8 Temmuz 2015 Çarşamba

SA1506/KY4-FM27: Hayırdır İnşaallah

"Beş on adım attım ki.. sağımda küçücük bir oda. Oraya girdim. Küçücük bir penceresi vardı. O pencereden odaya kuvvetli ışık geliyordu. Ve sesler daha bir netti."


Hayırdır inşallah.. rüyamda kasvetli bir yerdeydim.. bir kilisenin mahzenini andırıyordu. ("Ne zaman kilise mahzeni gördün?”  iyi ki sordun:) Umberto Eco’nun kitabı filme bile alındı. Sean Sonnery oynadı. İzle gör. La bilir bilmez dalıyorsun. Gülün Adı’nı ya oku ya izle! Tamam.. içine etme, dur anlatıyorum işte.)
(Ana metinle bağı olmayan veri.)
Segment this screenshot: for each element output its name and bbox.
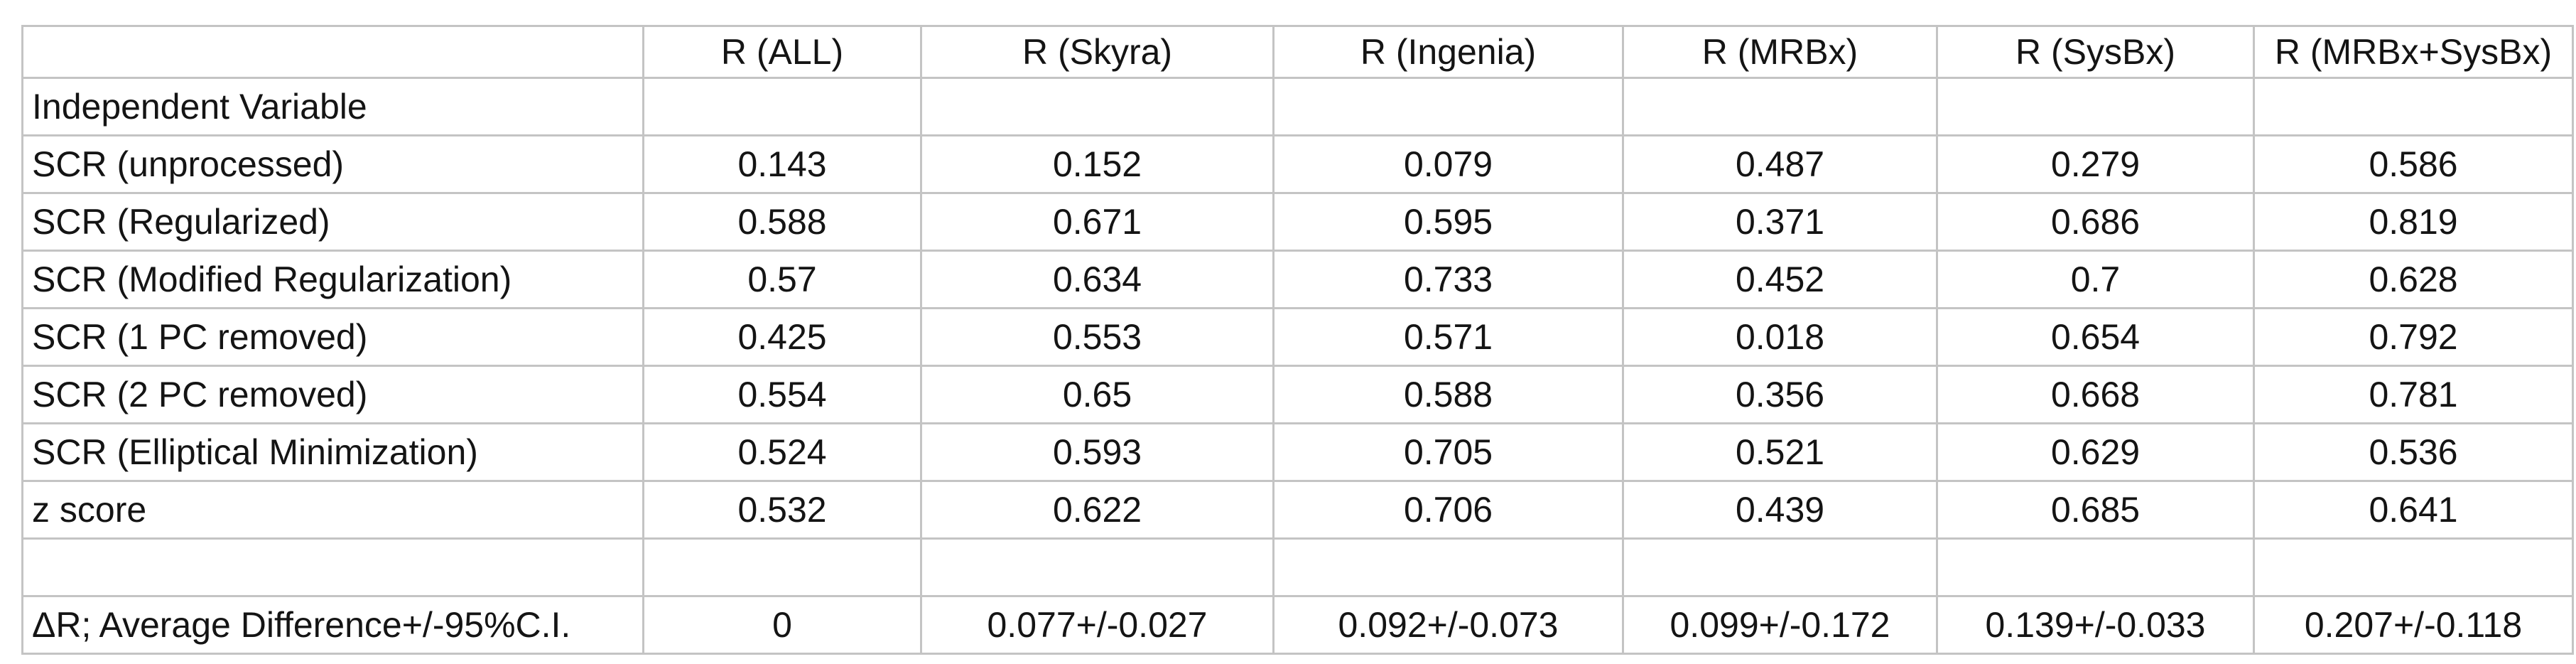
table-cell: 0.654 — [1936, 307, 2255, 367]
row-label: Independent Variable — [21, 77, 644, 136]
table-cell: 0.57 — [642, 250, 922, 309]
table-row: SCR (1 PC removed) 0.425 0.553 0.571 0.0… — [21, 307, 2574, 367]
row-label: SCR (1 PC removed) — [21, 307, 644, 367]
row-label: SCR (Modified Regularization) — [21, 250, 644, 309]
table-cell: 0.685 — [1936, 480, 2255, 540]
table-cell: 0.588 — [642, 192, 922, 252]
table-cell — [2253, 77, 2574, 136]
row-label: z score — [21, 480, 644, 540]
table-cell: 0.425 — [642, 307, 922, 367]
table-row: SCR (Regularized) 0.588 0.671 0.595 0.37… — [21, 192, 2574, 252]
table-body: Independent Variable SCR (unprocessed) 0… — [21, 77, 2574, 655]
table-cell: 0.139+/-0.033 — [1936, 595, 2255, 655]
table-cell: 0.356 — [1622, 365, 1938, 424]
table-cell: 0.452 — [1622, 250, 1938, 309]
correlation-results-table: R (ALL) R (Skyra) R (Ingenia) R (MRBx) R… — [21, 25, 2574, 655]
header-cell-r-skyra: R (Skyra) — [920, 25, 1275, 79]
table-cell — [1936, 77, 2255, 136]
table-cell: 0.781 — [2253, 365, 2574, 424]
header-cell-r-ingenia: R (Ingenia) — [1272, 25, 1624, 79]
table-row: z score 0.532 0.622 0.706 0.439 0.685 0.… — [21, 480, 2574, 540]
table-cell: 0.7 — [1936, 250, 2255, 309]
table-row: SCR (Modified Regularization) 0.57 0.634… — [21, 250, 2574, 309]
table-cell: 0.092+/-0.073 — [1272, 595, 1624, 655]
table-row: SCR (Elliptical Minimization) 0.524 0.59… — [21, 422, 2574, 482]
table-cell: 0.018 — [1622, 307, 1938, 367]
table-row: SCR (unprocessed) 0.143 0.152 0.079 0.48… — [21, 134, 2574, 194]
table-cell — [1272, 77, 1624, 136]
table-cell — [642, 537, 922, 597]
table-cell: 0.819 — [2253, 192, 2574, 252]
table-cell: 0.628 — [2253, 250, 2574, 309]
table-cell: 0.705 — [1272, 422, 1624, 482]
table-cell: 0.65 — [920, 365, 1275, 424]
row-label: SCR (2 PC removed) — [21, 365, 644, 424]
header-cell-r-mrbx-sysbx: R (MRBx+SysBx) — [2253, 25, 2574, 79]
table-cell: 0.207+/-0.118 — [2253, 595, 2574, 655]
table-cell: 0.553 — [920, 307, 1275, 367]
row-label — [21, 537, 644, 597]
table-cell: 0.487 — [1622, 134, 1938, 194]
table-cell: 0.595 — [1272, 192, 1624, 252]
table-cell — [1272, 537, 1624, 597]
table-cell: 0.439 — [1622, 480, 1938, 540]
table-cell: 0.554 — [642, 365, 922, 424]
table-cell: 0.521 — [1622, 422, 1938, 482]
table-cell — [920, 77, 1275, 136]
table-cell: 0.279 — [1936, 134, 2255, 194]
table-row — [21, 537, 2574, 597]
table-cell — [642, 77, 922, 136]
table-cell: 0.629 — [1936, 422, 2255, 482]
row-label: SCR (Regularized) — [21, 192, 644, 252]
table-cell: 0.733 — [1272, 250, 1624, 309]
table-cell: 0.641 — [2253, 480, 2574, 540]
table-cell — [1936, 537, 2255, 597]
row-label: SCR (Elliptical Minimization) — [21, 422, 644, 482]
table-cell: 0.706 — [1272, 480, 1624, 540]
table-cell: 0.371 — [1622, 192, 1938, 252]
table-row: SCR (2 PC removed) 0.554 0.65 0.588 0.35… — [21, 365, 2574, 424]
table-row: ΔR; Average Difference+/-95%C.I. 0 0.077… — [21, 595, 2574, 655]
table-cell: 0.152 — [920, 134, 1275, 194]
table-cell: 0.586 — [2253, 134, 2574, 194]
table-cell: 0.634 — [920, 250, 1275, 309]
table-cell — [1622, 537, 1938, 597]
table-row: Independent Variable — [21, 77, 2574, 136]
table-cell: 0 — [642, 595, 922, 655]
header-cell-r-all: R (ALL) — [642, 25, 922, 79]
table-cell: 0.593 — [920, 422, 1275, 482]
table-cell: 0.099+/-0.172 — [1622, 595, 1938, 655]
table-cell: 0.077+/-0.027 — [920, 595, 1275, 655]
table-cell: 0.079 — [1272, 134, 1624, 194]
table-cell: 0.536 — [2253, 422, 2574, 482]
table-cell: 0.686 — [1936, 192, 2255, 252]
table-cell: 0.532 — [642, 480, 922, 540]
header-cell-r-mrbx: R (MRBx) — [1622, 25, 1938, 79]
table-cell: 0.792 — [2253, 307, 2574, 367]
table-cell: 0.671 — [920, 192, 1275, 252]
header-cell-blank — [21, 25, 644, 79]
header-cell-r-sysbx: R (SysBx) — [1936, 25, 2255, 79]
table-cell: 0.143 — [642, 134, 922, 194]
table-cell: 0.622 — [920, 480, 1275, 540]
table-cell — [1622, 77, 1938, 136]
row-label: SCR (unprocessed) — [21, 134, 644, 194]
table-cell: 0.588 — [1272, 365, 1624, 424]
table-cell: 0.668 — [1936, 365, 2255, 424]
table-cell — [2253, 537, 2574, 597]
table-cell: 0.571 — [1272, 307, 1624, 367]
header-row: R (ALL) R (Skyra) R (Ingenia) R (MRBx) R… — [21, 25, 2574, 79]
table-cell: 0.524 — [642, 422, 922, 482]
row-label: ΔR; Average Difference+/-95%C.I. — [21, 595, 644, 655]
table-cell — [920, 537, 1275, 597]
Efendim, nerede kalmıştık.. kilisenin mahzenini andıran kasvetli bir mekandayım. Damlayan su sesleri geliyor. Duvarlarda güherçileler saçımdan uzun.. şöyle bir etrafımda döndüm. Solumda uzanan dehlizin ucunda zayıf bir meşale ışığı var. Korka korka yürüdüm.

Işığa yaklaştıkça fısıltılar gelmeye başladı kulağıma. Fısıltılar kuvvet kazandıkça kazandı. Sesler netleşti. Geri dönmeyi düşündüm. Sonra yine devam ettim. Meşalenin takılı durduğu yere varınca sola açılan bir dehliz daha gördüm. Birden fazla meşale vardı. Yürüdüm.

Beş on adım attım ki.. sağımda küçücük bir oda. Oraya girdim. Küçücük bir penceresi vardı. O pencereden odaya kuvvetli ışık geliyordu. Ve sesler daha bir netti. Aman Allahım! La bu bizim hüngür hüngür ağlayan vaiz; rahat bir koltukta oturmuş çevresini halkalayanlara bir şeyler anlatıyor.

Çevresini halkalayanların hepsinin dizlerinde birer laptop. tüm dikkatimi konuşmalara verdim. Hüngür hüngür ağlayan vaizin hemen sağında dumanlı bir şey vardı. Yani pek seçemedim.

Ona “Nedir bu haliniz? Sizlerden iğreniyorum! Biz bu medya ile mi dağılmayı durduracağız? Ben size kaç kez söyledim öyle yalan söyleyin ki, siz bile gerçek sanasınız. Nerde? Yalanlarınıza çocuklar bile inanmaz oldu. Bu ne dikkatsizlik? Bu ne aymazlık? Bulunduğunuz makamlar babanızın malı değil.” diye çıkıştı.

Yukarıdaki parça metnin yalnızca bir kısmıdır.